Gulam Ali Dar 50, father of Parvaiz, who was charred to death, said he lost his three kids and father because of his failure to get them to hospital in time. Parvaiz apart, his two other kids Irshad and Mehbooba also died as minors. “Had my three children received medical treatment in time, they would have survived” Dar insists.
His father Abdul Aziz died on October 27, 2014, at a time when the entire village tried their best to take him to the other side of the river but failed. The only culvert that was connecting them to the rest of the world had been washed away in September 2014 floods.
Death is destiny but the entire village remembers his burial. The village had no burial shroud. They finally waved their hands and cried for help towards the village on the other bank separated by 120 meters of a roaring river.
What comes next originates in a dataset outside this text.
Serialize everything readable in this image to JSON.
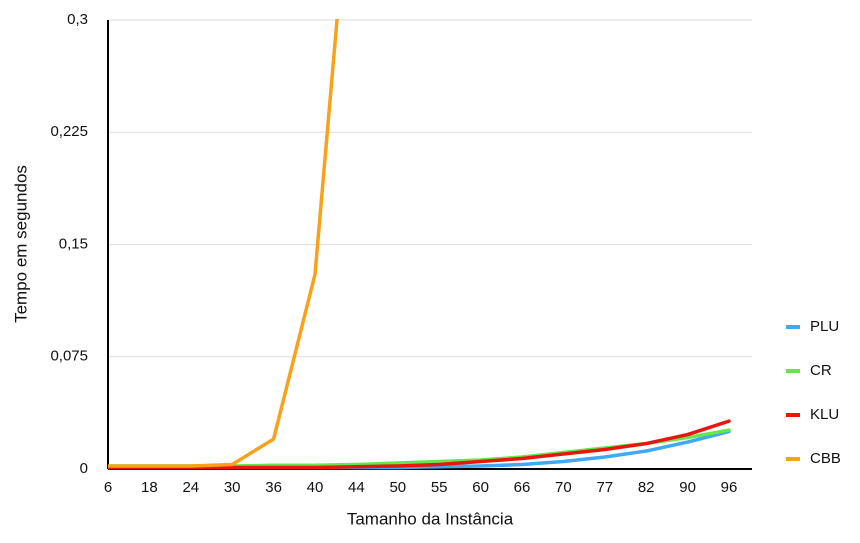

They wrote it on a paper and tied it with a pebble and threw to other side. Then a bag with shroud was tied with a rope and thrown towards them. Failing to take Dar to his ancestral graveyard in the other side of the river, they finally buried him locally.
Dar did not die alone in situational isolation. Amina Jan died at the age of 40 in labour pain.
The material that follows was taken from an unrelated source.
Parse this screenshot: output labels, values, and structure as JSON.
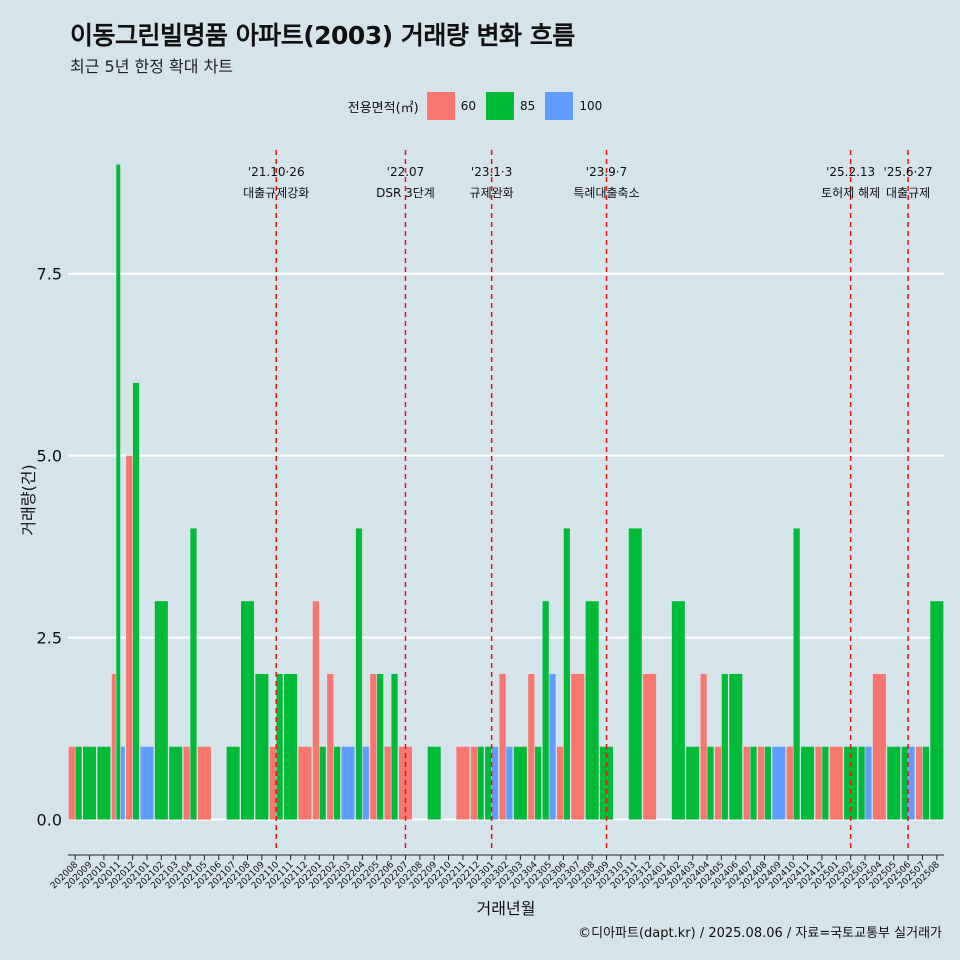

Mohammad Rasheed of Faatan said their children barely reach high school as they drop out in eighth class. Low literacy has impacted them financially. There are not many people employed by the state because they lack education. There are two forests guards and one cop. Interestingly, the village has a primary school.
The twin villages grown corn and walnuts. But the output of both the crops depends on climate. This area is known for cloud bursts followed by flash floods that wreck havoc. Most of the adult residents are labourers. The village still has a functional watermill.
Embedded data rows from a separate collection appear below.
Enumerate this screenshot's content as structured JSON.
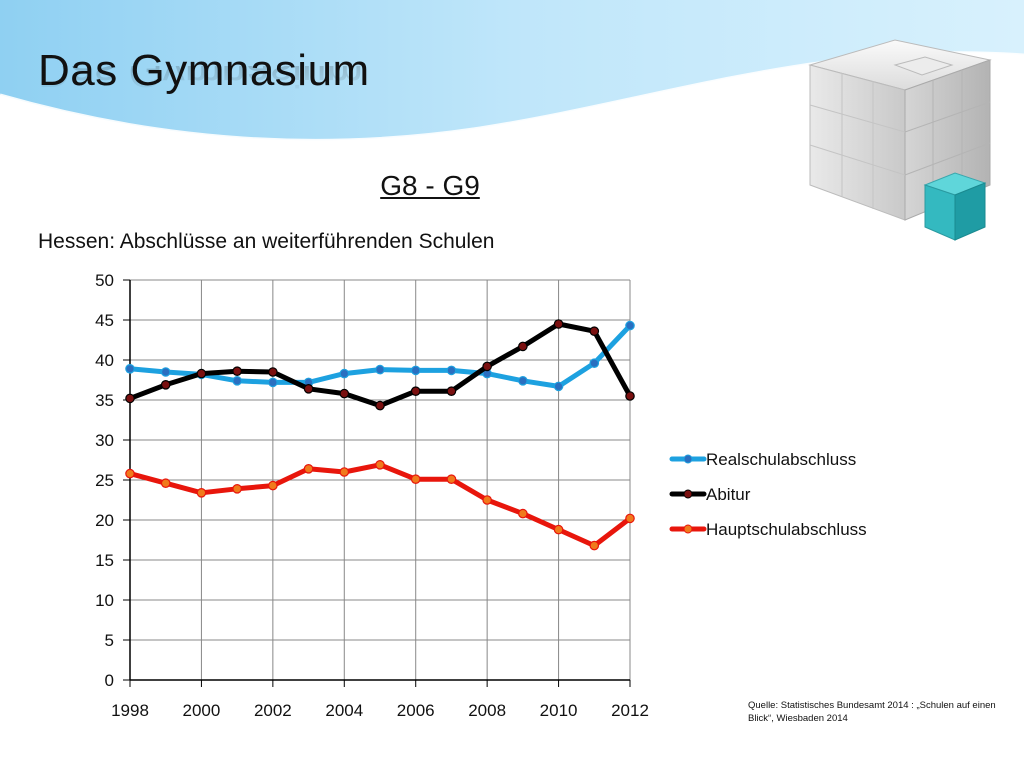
{
  "slide": {
    "title": "Das Gymnasium",
    "subtitle": "G8 - G9",
    "source": "Quelle: Statistisches Bundesamt 2014 : „Schulen auf einen Blick“, Wiesbaden 2014"
  },
  "chart_data": {
    "type": "line",
    "title": "Hessen: Abschlüsse an weiterführenden Schulen",
    "xlabel": "",
    "ylabel": "",
    "x": [
      1998,
      1999,
      2000,
      2001,
      2002,
      2003,
      2004,
      2005,
      2006,
      2007,
      2008,
      2009,
      2010,
      2011,
      2012
    ],
    "x_tick_labels": [
      "1998",
      "2000",
      "2002",
      "2004",
      "2006",
      "2008",
      "2010",
      "2012"
    ],
    "x_ticks": [
      1998,
      2000,
      2002,
      2004,
      2006,
      2008,
      2010,
      2012
    ],
    "xlim": [
      1998,
      2012
    ],
    "ylim": [
      0,
      50
    ],
    "y_ticks": [
      0,
      5,
      10,
      15,
      20,
      25,
      30,
      35,
      40,
      45,
      50
    ],
    "grid": true,
    "legend_position": "right",
    "series": [
      {
        "name": "Realschulabschluss",
        "color": "#1da1e0",
        "marker_color": "#2a6fc0",
        "values": [
          38.9,
          38.5,
          38.2,
          37.4,
          37.2,
          37.2,
          38.3,
          38.8,
          38.7,
          38.7,
          38.3,
          37.4,
          36.7,
          39.6,
          44.3
        ]
      },
      {
        "name": "Abitur",
        "color": "#000000",
        "marker_color": "#7a1010",
        "values": [
          35.2,
          36.9,
          38.3,
          38.6,
          38.5,
          36.4,
          35.8,
          34.3,
          36.1,
          36.1,
          39.2,
          41.7,
          44.5,
          43.6,
          35.5
        ]
      },
      {
        "name": "Hauptschulabschluss",
        "color": "#e8160c",
        "marker_color": "#f07a1c",
        "values": [
          25.8,
          24.6,
          23.4,
          23.9,
          24.3,
          26.4,
          26.0,
          26.9,
          25.1,
          25.1,
          22.5,
          20.8,
          18.8,
          16.8,
          20.2
        ]
      }
    ]
  }
}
The twin hamlets are connected to outer world with three small handmade wooden culverts over Mawar. But when the river swells with additional discharge, it becomes impassable. During winters, the frost and snowfall adds to the crisis as they have to shovel the snow away for almost a kilometer. Residents rarely move around in the dark because it is frequented by wildlife.
Despite the dislocation, the residents are happy that they are not facing the 1990s humiliation. In fact, all the residents have harrowing memories because army would frequently visit them and ask about rebels.
Qadir Bhat (not his real name) remembers the day he accompanied his deaf neighbour to forests for fodder. That was 1996. Soldiers shouted at them, asking them to stop. Bhat stopped but not his deaf companion. They caught Bhat.
“Soldiers forced me to stand in front of a tree and put a hand grenade into the front pocket of my shirt and tried to take a photo of me,” Bhat said. “Perhaps they were trying to label me as a militant. I took the grenade out of my pocket and put that on the ground. They again took the grenade and put that into my pocket. The process continued for some time till finally I took off my shirt and failed their attempts to take a photograph of mine along with the grenade. In the meanwhile my mother fainted after seeing all that and it was only after that they let me go.”
The governance structure has denied them the basics and intends to keep them survive within the traditional systems. But the residents are keen to become modern. There is lot of concrete and cement being used in the twin villages. “We get it on our backs into the village,” one resident said. “We are living in dangerous area, or homes must have strong foundations.”
More interesting is that their mosque, located on the banks of the river, has electricity. It has loudspeaker as well. How the mosque has current when the residents do not have? Residents said the mosque is located on the fringes of the village and they have got some wires to connect it with the neighboring village! But why did not they do it for their homes too? There are no answers.